A 37-year-old housewife had a skin condition that later (at Duke) proved not to be a cancer. Convinced that it was, she had gone to a backwoods healer, who applied a salve. Soon, a quarter-sized hole disfigured her nose, opening up the nasal cavity. Duke's plastic surgeons had to build her a new nose.

They are not recommended as treatments for skin lesions or skin cancer by medical authorities, but are marketed as such by some alternative medicine practitioners. Use of escharotics, particularly when used instead of proven treatments, can be dangerous. The escharotic may not remove all of the cancerous cells, and frequently removes healthy tissue. Practitioners who use or sell escharotics frequently provide testimonials, in place of scientific evidence, to convince others of effectiveness and safety, which does not exist. Safer and more effective treatments exist for skin cancers, such as: cryotherapy; topical agents such as imiquimod, fluorouracil and ingenol mebutate; radiation therapy; and surgical excision, including Mohs surgery (microscopically controlled surgery used to remove and test cancerous tissue).

Escharotics can cause serious scarring and damage to normal skin. Their manufacture is largely unregulated, so the strength and purity of marketed products are unknown and unverified. Numerous reports in the medical literature describe serious consequences of using escharotics in place of standard treatments for skin cancer, ranging from disfigurement to preventable cancer recurrences. The website Quackwatch warned against the use of escharotics in 2008, with a collection of sourced documents compiling issues of patient injury from their use. A more recent study revealed that many individuals who have used black salve were unaware of its potential dangers. In 2016, the American Academy of Dermatology urged patients to consult a dermatologist before using home remedies for skin cancers.

It was reported in 2018 that the use of black salve had been expanded to include pets. In a Facebook group, people described the use of black salve on cats, dogs, and horses.

In 2018, black salve was strongly linked to the death of Helen Lawson in Australia. Lawson covered her abdomen in black salve under the direction of Dennis Wayne Jensen, a self-proclaimed healer, who advised her that it would draw out her ovarian cancer. The black salve left Lawson with a mass of wounds on her abdomen, which became so large within a few weeks that surgeons could not operate on it. Lawson's sister-in-law described the wounds as extending from "above her pubic bone, all across her abdomen almost up to her rib cage", and as "raw, mutilated bubbling flesh". Lawson died in April 2018.

In 2019, Jensen was issued a prohibition order by the Health Complaints Commissioner of Victoria, forbidding him permanently from providing substances which "he (or anyone else) claims can cure or treat cancer or other serious disease or illness". This includes black salve.

== Ingredients ==

Common ingredients of black salves include zinc chloride, chaparral (also known as creosote bush), and often bloodroot, a plant frequently used in herbal medicine.
The extract of bloodroot is called sanguinarine, a quaternary benzophenanthridine alkaloid which attacks and destroys living tissue and is also classified as an escharotic.

== Regulation ==

=== Australia ===
The Therapeutic Goods Administration (TGA) of Australia is advising consumers against purchasing or using black salve, red salve, or Cansema products.
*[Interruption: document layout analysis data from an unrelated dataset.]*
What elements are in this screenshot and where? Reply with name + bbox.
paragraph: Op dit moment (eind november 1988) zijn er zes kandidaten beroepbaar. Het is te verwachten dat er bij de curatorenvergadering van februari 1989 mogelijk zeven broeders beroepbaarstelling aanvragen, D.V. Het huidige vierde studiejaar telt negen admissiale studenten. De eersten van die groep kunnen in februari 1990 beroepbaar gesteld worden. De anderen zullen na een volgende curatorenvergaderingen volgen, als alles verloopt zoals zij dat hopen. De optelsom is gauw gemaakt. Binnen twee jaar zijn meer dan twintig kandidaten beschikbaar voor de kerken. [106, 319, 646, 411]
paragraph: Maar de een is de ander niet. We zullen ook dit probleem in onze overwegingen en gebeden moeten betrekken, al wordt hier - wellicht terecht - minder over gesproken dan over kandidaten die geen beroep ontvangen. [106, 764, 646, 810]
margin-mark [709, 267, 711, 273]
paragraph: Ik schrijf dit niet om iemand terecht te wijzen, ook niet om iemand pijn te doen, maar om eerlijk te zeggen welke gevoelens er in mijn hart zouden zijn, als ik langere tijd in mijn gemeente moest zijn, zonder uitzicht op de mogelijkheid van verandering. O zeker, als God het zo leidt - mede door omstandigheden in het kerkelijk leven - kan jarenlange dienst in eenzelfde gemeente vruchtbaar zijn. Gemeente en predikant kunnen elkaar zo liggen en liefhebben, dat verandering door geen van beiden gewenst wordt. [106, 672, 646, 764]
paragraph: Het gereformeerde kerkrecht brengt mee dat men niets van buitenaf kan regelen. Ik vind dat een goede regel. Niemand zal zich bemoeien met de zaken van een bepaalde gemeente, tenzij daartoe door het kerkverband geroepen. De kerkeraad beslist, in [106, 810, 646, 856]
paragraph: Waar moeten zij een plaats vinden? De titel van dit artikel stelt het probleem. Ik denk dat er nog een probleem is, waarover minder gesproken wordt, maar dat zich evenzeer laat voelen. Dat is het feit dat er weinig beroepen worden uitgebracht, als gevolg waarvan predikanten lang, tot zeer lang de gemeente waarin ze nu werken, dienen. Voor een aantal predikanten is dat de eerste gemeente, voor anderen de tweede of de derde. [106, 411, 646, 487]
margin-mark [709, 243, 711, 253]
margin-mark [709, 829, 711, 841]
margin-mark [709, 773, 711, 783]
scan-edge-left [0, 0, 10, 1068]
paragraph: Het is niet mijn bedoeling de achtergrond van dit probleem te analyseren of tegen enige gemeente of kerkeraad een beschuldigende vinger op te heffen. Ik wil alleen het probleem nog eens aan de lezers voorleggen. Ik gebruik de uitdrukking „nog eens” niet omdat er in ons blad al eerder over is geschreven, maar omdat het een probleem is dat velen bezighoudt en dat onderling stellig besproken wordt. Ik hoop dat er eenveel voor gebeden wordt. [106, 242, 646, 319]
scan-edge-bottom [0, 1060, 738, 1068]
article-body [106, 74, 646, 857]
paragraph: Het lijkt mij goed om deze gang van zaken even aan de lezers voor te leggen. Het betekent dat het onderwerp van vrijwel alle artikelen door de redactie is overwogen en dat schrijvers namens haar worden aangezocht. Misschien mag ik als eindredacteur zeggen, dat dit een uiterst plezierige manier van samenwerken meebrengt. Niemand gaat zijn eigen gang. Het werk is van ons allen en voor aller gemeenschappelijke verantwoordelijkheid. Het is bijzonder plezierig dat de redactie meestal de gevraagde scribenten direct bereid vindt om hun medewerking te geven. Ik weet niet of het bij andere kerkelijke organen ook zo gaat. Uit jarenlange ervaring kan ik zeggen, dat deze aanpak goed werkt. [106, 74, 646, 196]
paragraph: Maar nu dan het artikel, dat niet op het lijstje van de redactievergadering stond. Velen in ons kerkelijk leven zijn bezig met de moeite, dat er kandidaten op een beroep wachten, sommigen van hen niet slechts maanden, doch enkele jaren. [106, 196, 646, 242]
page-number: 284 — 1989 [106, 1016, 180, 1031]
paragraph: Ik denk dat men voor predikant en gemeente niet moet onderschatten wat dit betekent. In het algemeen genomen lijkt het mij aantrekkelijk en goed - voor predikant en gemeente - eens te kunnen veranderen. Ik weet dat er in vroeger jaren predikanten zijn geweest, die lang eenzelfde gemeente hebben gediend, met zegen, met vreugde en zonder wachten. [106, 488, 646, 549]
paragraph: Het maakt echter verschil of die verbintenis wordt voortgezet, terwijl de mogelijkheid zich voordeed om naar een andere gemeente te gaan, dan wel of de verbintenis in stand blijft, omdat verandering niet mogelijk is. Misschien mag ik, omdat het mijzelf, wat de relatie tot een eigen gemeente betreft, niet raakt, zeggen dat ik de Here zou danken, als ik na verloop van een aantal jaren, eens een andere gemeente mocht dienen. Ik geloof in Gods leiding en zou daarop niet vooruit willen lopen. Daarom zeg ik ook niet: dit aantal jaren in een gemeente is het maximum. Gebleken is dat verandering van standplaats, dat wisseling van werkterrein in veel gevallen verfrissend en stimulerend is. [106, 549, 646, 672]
The TGA has found the Australian Vaccination-Skeptics Network (AVN) in breach of advertising regulations, and in a separate finding the AVN's former president Meryl Dorey together with Leon Pittard of Fair Dinkum Radio were found to be in breach.

=== United States ===
Cansema is listed by the U.S. Food and Drug Administration (FDA) as one of 187 fake cancer cures. Cansema continues to be marketed by numerous individuals, as evidenced by recent FDA Warning Letters. The FDA has taken enforcement action against illegal marketing of Cansema as a cancer cure, as in the 2004 arrest and conviction of Greg Caton.

The FDA has taken an active role in the banning of these chemicals for use as a cancer cure. Typical warning letters detail the dangers of this product while also admonishing the purveyors of their obligation to comply with federal law. Summaries of recent letters are cataloged on the FDA website.